Van Haute will continue to perfect his bag toss in 2016, his 17th with the Jelly Belly Pro Cycling Team, which has never known another director. In fact, in an era when pro teams seem stable if they can hold onto a title sponsor for three consecutive seasons, the Jelly Belly Candy Company recently renewed its title sponsorship through 2017, which will take the relationship to at least 18 years.

“This kind of stability allows the program to contract riders with a degree of certainty,” Van Haute says. “Domestic cycling rarely has an organization with this level of dependability.”

4– National titles won by Jelly Belly riders (two Mexican titles by Luis Lemus; one Canadian title by Will Routley; one American title by Freddie Rodriguez)

Since the team’s founding, Jelly Belly riders have notched four national road championships (one U.S., two Mexican, and one Canadian) and, by Van Haute and other team officials’ estimates, around 250 other wins and 400 podium appearances. The 2014 season was arguably one of its best, with Serghei Tvetcov finishing third at the USA Pro Challenge — the team’s first ever podium at a UCI America’s Tour race. Australian Lachlan Morton went on to win the Tour of Utah in 2016, which Van Haute said was the team’s biggest win ever.
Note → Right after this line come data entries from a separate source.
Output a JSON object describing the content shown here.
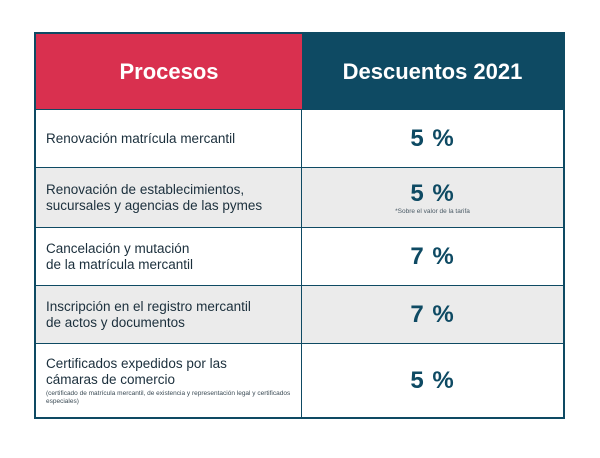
{
  "header": {
    "left": "Procesos",
    "right": "Descuentos 2021"
  },
  "rows": [
    {
      "process_lines": [
        "Renovación matrícula mercantil"
      ],
      "discount": "5 %",
      "note": "",
      "sub": ""
    },
    {
      "process_lines": [
        "Renovación de establecimientos,",
        "sucursales y agencias de las pymes"
      ],
      "discount": "5 %",
      "note": "*Sobre el valor de la tarifa",
      "sub": ""
    },
    {
      "process_lines": [
        "Cancelación y mutación",
        "de la matrícula mercantil"
      ],
      "discount": "7 %",
      "note": "",
      "sub": ""
    },
    {
      "process_lines": [
        "Inscripción en el registro mercantil",
        "de actos y documentos"
      ],
      "discount": "7 %",
      "note": "",
      "sub": ""
    },
    {
      "process_lines": [
        "Certificados expedidos por las",
        "cámaras de comercio"
      ],
      "discount": "5 %",
      "note": "",
      "sub": "(certificado de matrícula mercantil, de existencia y representación legal y certificados especiales)"
    }
  ],
  "colors": {
    "header_left": "#d9304f",
    "header_right": "#0e4a63",
    "shaded_row": "#ebebeb"
  }
}
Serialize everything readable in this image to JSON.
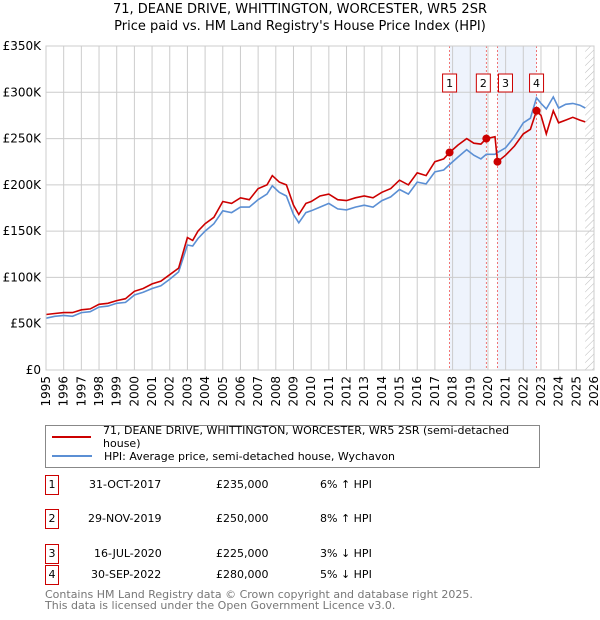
{
  "chart_data": {
    "type": "line",
    "title": "71, DEANE DRIVE, WHITTINGTON, WORCESTER, WR5 2SR",
    "subtitle": "Price paid vs. HM Land Registry's House Price Index (HPI)",
    "xlim": [
      1995,
      2026
    ],
    "ylim": [
      0,
      350000
    ],
    "y_ticks": [
      {
        "v": 0,
        "label": "£0"
      },
      {
        "v": 50000,
        "label": "£50K"
      },
      {
        "v": 100000,
        "label": "£100K"
      },
      {
        "v": 150000,
        "label": "£150K"
      },
      {
        "v": 200000,
        "label": "£200K"
      },
      {
        "v": 250000,
        "label": "£250K"
      },
      {
        "v": 300000,
        "label": "£300K"
      },
      {
        "v": 350000,
        "label": "£350K"
      }
    ],
    "x_ticks": [
      "1995",
      "1996",
      "1997",
      "1998",
      "1999",
      "2000",
      "2001",
      "2002",
      "2003",
      "2004",
      "2005",
      "2006",
      "2007",
      "2008",
      "2009",
      "2010",
      "2011",
      "2012",
      "2013",
      "2014",
      "2015",
      "2016",
      "2017",
      "2018",
      "2019",
      "2020",
      "2021",
      "2022",
      "2023",
      "2024",
      "2025",
      "2026"
    ],
    "grid": true,
    "series": [
      {
        "name": "71, DEANE DRIVE, WHITTINGTON, WORCESTER, WR5 2SR (semi-detached house)",
        "color": "#cc0000",
        "x": [
          1995,
          1995.5,
          1996,
          1996.5,
          1997,
          1997.5,
          1998,
          1998.5,
          1999,
          1999.5,
          2000,
          2000.5,
          2001,
          2001.5,
          2002,
          2002.5,
          2003,
          2003.3,
          2003.6,
          2004,
          2004.5,
          2005,
          2005.5,
          2006,
          2006.5,
          2007,
          2007.5,
          2007.8,
          2008.2,
          2008.6,
          2009,
          2009.3,
          2009.7,
          2010,
          2010.5,
          2011,
          2011.5,
          2012,
          2012.5,
          2013,
          2013.5,
          2014,
          2014.5,
          2015,
          2015.5,
          2016,
          2016.5,
          2017,
          2017.5,
          2017.83,
          2018.3,
          2018.8,
          2019.2,
          2019.6,
          2019.91,
          2020.4,
          2020.54,
          2021,
          2021.5,
          2022,
          2022.4,
          2022.75,
          2023,
          2023.3,
          2023.7,
          2024,
          2024.4,
          2024.8,
          2025.2,
          2025.5
        ],
        "y": [
          60000,
          61000,
          62000,
          62000,
          65000,
          66000,
          71000,
          72000,
          75000,
          77000,
          85000,
          88000,
          93000,
          96000,
          103000,
          110000,
          143000,
          140000,
          150000,
          158000,
          165000,
          182000,
          180000,
          186000,
          184000,
          196000,
          200000,
          210000,
          203000,
          200000,
          178000,
          168000,
          180000,
          182000,
          188000,
          190000,
          184000,
          183000,
          186000,
          188000,
          186000,
          192000,
          196000,
          205000,
          200000,
          213000,
          210000,
          225000,
          228000,
          235000,
          243000,
          250000,
          245000,
          244000,
          250000,
          252000,
          225000,
          232000,
          242000,
          255000,
          260000,
          280000,
          275000,
          255000,
          280000,
          267000,
          270000,
          273000,
          270000,
          268000
        ]
      },
      {
        "name": "HPI: Average price, semi-detached house, Wychavon",
        "color": "#5b8fd4",
        "x": [
          1995,
          1995.5,
          1996,
          1996.5,
          1997,
          1997.5,
          1998,
          1998.5,
          1999,
          1999.5,
          2000,
          2000.5,
          2001,
          2001.5,
          2002,
          2002.5,
          2003,
          2003.3,
          2003.6,
          2004,
          2004.5,
          2005,
          2005.5,
          2006,
          2006.5,
          2007,
          2007.5,
          2007.8,
          2008.2,
          2008.6,
          2009,
          2009.3,
          2009.7,
          2010,
          2010.5,
          2011,
          2011.5,
          2012,
          2012.5,
          2013,
          2013.5,
          2014,
          2014.5,
          2015,
          2015.5,
          2016,
          2016.5,
          2017,
          2017.5,
          2017.83,
          2018.3,
          2018.8,
          2019.2,
          2019.6,
          2019.91,
          2020.4,
          2020.54,
          2021,
          2021.5,
          2022,
          2022.4,
          2022.75,
          2023,
          2023.3,
          2023.7,
          2024,
          2024.4,
          2024.8,
          2025.2,
          2025.5
        ],
        "y": [
          56000,
          58000,
          59000,
          58000,
          62000,
          63000,
          68000,
          69000,
          72000,
          73000,
          81000,
          84000,
          88000,
          91000,
          98000,
          106000,
          135000,
          134000,
          142000,
          150000,
          158000,
          172000,
          170000,
          176000,
          176000,
          184000,
          190000,
          199000,
          192000,
          188000,
          168000,
          159000,
          170000,
          172000,
          176000,
          180000,
          174000,
          173000,
          176000,
          178000,
          176000,
          183000,
          187000,
          195000,
          190000,
          203000,
          201000,
          214000,
          216000,
          222000,
          230000,
          238000,
          232000,
          228000,
          233000,
          233000,
          235000,
          240000,
          252000,
          267000,
          272000,
          294000,
          288000,
          282000,
          295000,
          283000,
          287000,
          288000,
          286000,
          283000
        ]
      }
    ],
    "sales": [
      {
        "label": "1",
        "x": 2017.83,
        "y": 235000
      },
      {
        "label": "2",
        "x": 2019.91,
        "y": 250000
      },
      {
        "label": "3",
        "x": 2020.54,
        "y": 225000
      },
      {
        "label": "4",
        "x": 2022.75,
        "y": 280000
      }
    ],
    "shaded_ranges": [
      [
        2017.83,
        2019.91
      ],
      [
        2020.54,
        2022.75
      ]
    ],
    "hatched_from": 2025.5
  },
  "legend": {
    "item1": "71, DEANE DRIVE, WHITTINGTON, WORCESTER, WR5 2SR (semi-detached house)",
    "item2": "HPI: Average price, semi-detached house, Wychavon"
  },
  "transactions": [
    {
      "num": "1",
      "date": "31-OCT-2017",
      "price": "£235,000",
      "hpi": "6% ↑ HPI"
    },
    {
      "num": "2",
      "date": "29-NOV-2019",
      "price": "£250,000",
      "hpi": "8% ↑ HPI"
    },
    {
      "num": "3",
      "date": "16-JUL-2020",
      "price": "£225,000",
      "hpi": "3% ↓ HPI"
    },
    {
      "num": "4",
      "date": "30-SEP-2022",
      "price": "£280,000",
      "hpi": "5% ↓ HPI"
    }
  ],
  "footer": {
    "line1": "Contains HM Land Registry data © Crown copyright and database right 2025.",
    "line2": "This data is licensed under the Open Government Licence v3.0."
  }
}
24.7– Average age of the 10-man roster in 2016

Among the riders to have pulled on the jelly bean kit are Christian Vande Velde, Tyler Farrar (Dimension Data), Kiel Reijnen (Trek – Segafredo), four-time U.S. national champion Freddie Rodriguez, Vuelta stage winner Jason McCartney, former Team Sky pro Danny Pate, and Cannondale rider (and VeloNews columnist) Phil Gaimon.
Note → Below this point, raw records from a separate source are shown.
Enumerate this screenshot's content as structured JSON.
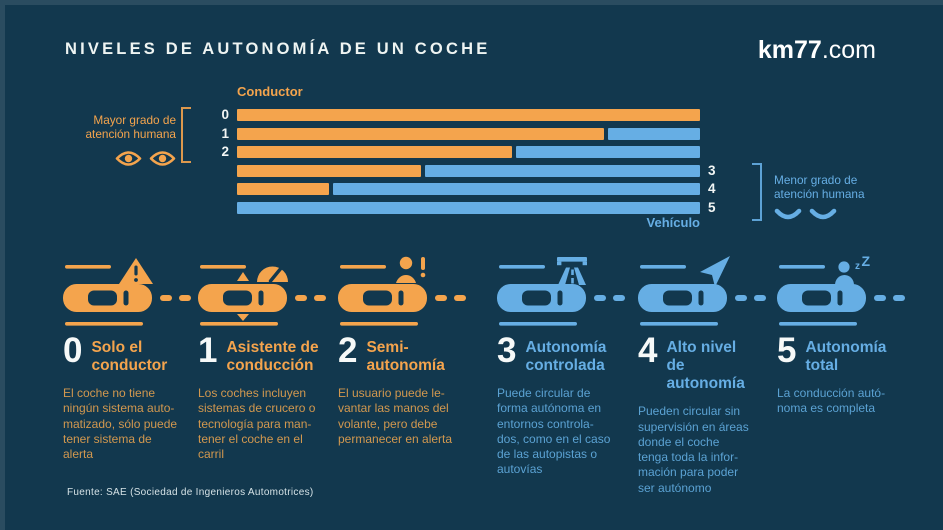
{
  "colors": {
    "background": "#12384E",
    "orange": "#F4A44D",
    "blue": "#66AEE4",
    "orange_desc": "#D2984F",
    "blue_desc": "#5BA2D3",
    "white": "#F2F6F5"
  },
  "header": {
    "title": "NIVELES DE AUTONOMÍA DE UN COCHE",
    "brand_primary": "km77",
    "brand_suffix": ".com"
  },
  "chart_data": {
    "type": "bar",
    "orientation": "horizontal",
    "stacked": true,
    "value_axis_range": [
      0,
      100
    ],
    "unit": "percent of driving attention",
    "categories": [
      "0",
      "1",
      "2",
      "3",
      "4",
      "5"
    ],
    "series": [
      {
        "name": "Conductor",
        "color": "#F4A44D",
        "values": [
          100,
          80,
          60,
          40,
          20,
          0
        ]
      },
      {
        "name": "Vehículo",
        "color": "#66AEE4",
        "values": [
          0,
          20,
          40,
          60,
          80,
          100
        ]
      }
    ],
    "left_annotation": {
      "text": "Mayor grado de\natención humana",
      "icon": "open-eyes"
    },
    "right_annotation": {
      "text": "Menor grado de\natención humana",
      "icon": "closed-eyes"
    },
    "legend_position": "none",
    "grid": false
  },
  "levels": [
    {
      "number": "0",
      "title": "Solo el\nconductor",
      "description": "El coche no tiene\nningún sistema auto-\nmatizado, sólo puede\ntener sistema de\nalerta",
      "icon": "warning-triangle",
      "theme": "orange"
    },
    {
      "number": "1",
      "title": "Asistente de\nconducción",
      "description": "Los coches incluyen\nsistemas de crucero o\ntecnología para man-\ntener el coche en el\ncarril",
      "icon": "speedometer",
      "theme": "orange"
    },
    {
      "number": "2",
      "title": "Semi-\nautonomía",
      "description": "El usuario puede le-\nvantar las manos del\nvolante, pero debe\npermanecer en alerta",
      "icon": "person-alert",
      "theme": "orange"
    },
    {
      "number": "3",
      "title": "Autonomía\ncontrolada",
      "description": "Puede circular de\nforma autónoma en\nentornos controla-\ndos, como en el caso\nde las autopistas o\nautovías",
      "icon": "highway",
      "theme": "blue"
    },
    {
      "number": "4",
      "title": "Alto nivel\nde autonomía",
      "description": "Pueden circular sin\nsupervisión en áreas\ndonde el coche\ntenga toda la infor-\nmación para poder\nser autónomo",
      "icon": "navigation-arrow",
      "theme": "blue"
    },
    {
      "number": "5",
      "title": "Autonomía\ntotal",
      "description": "La conducción autó-\nnoma es completa",
      "icon": "person-sleeping",
      "theme": "blue"
    }
  ],
  "footer": {
    "source": "Fuente: SAE (Sociedad de Ingenieros Automotrices)"
  }
}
“When I started at Jelly Belly, I was unproven, young, overly enthusiastic, and hungry,” Reijnen says. “Danny saw something in me — enough to catch his attention anyway — and after two months of stagiaire riding at the end of 2008, I had my first pro contract. Jelly Belly took that risk on me when no one else would, and that kept my dream alive. My time there will always be remembered as some of the most challenging and rewarding moments of my career.”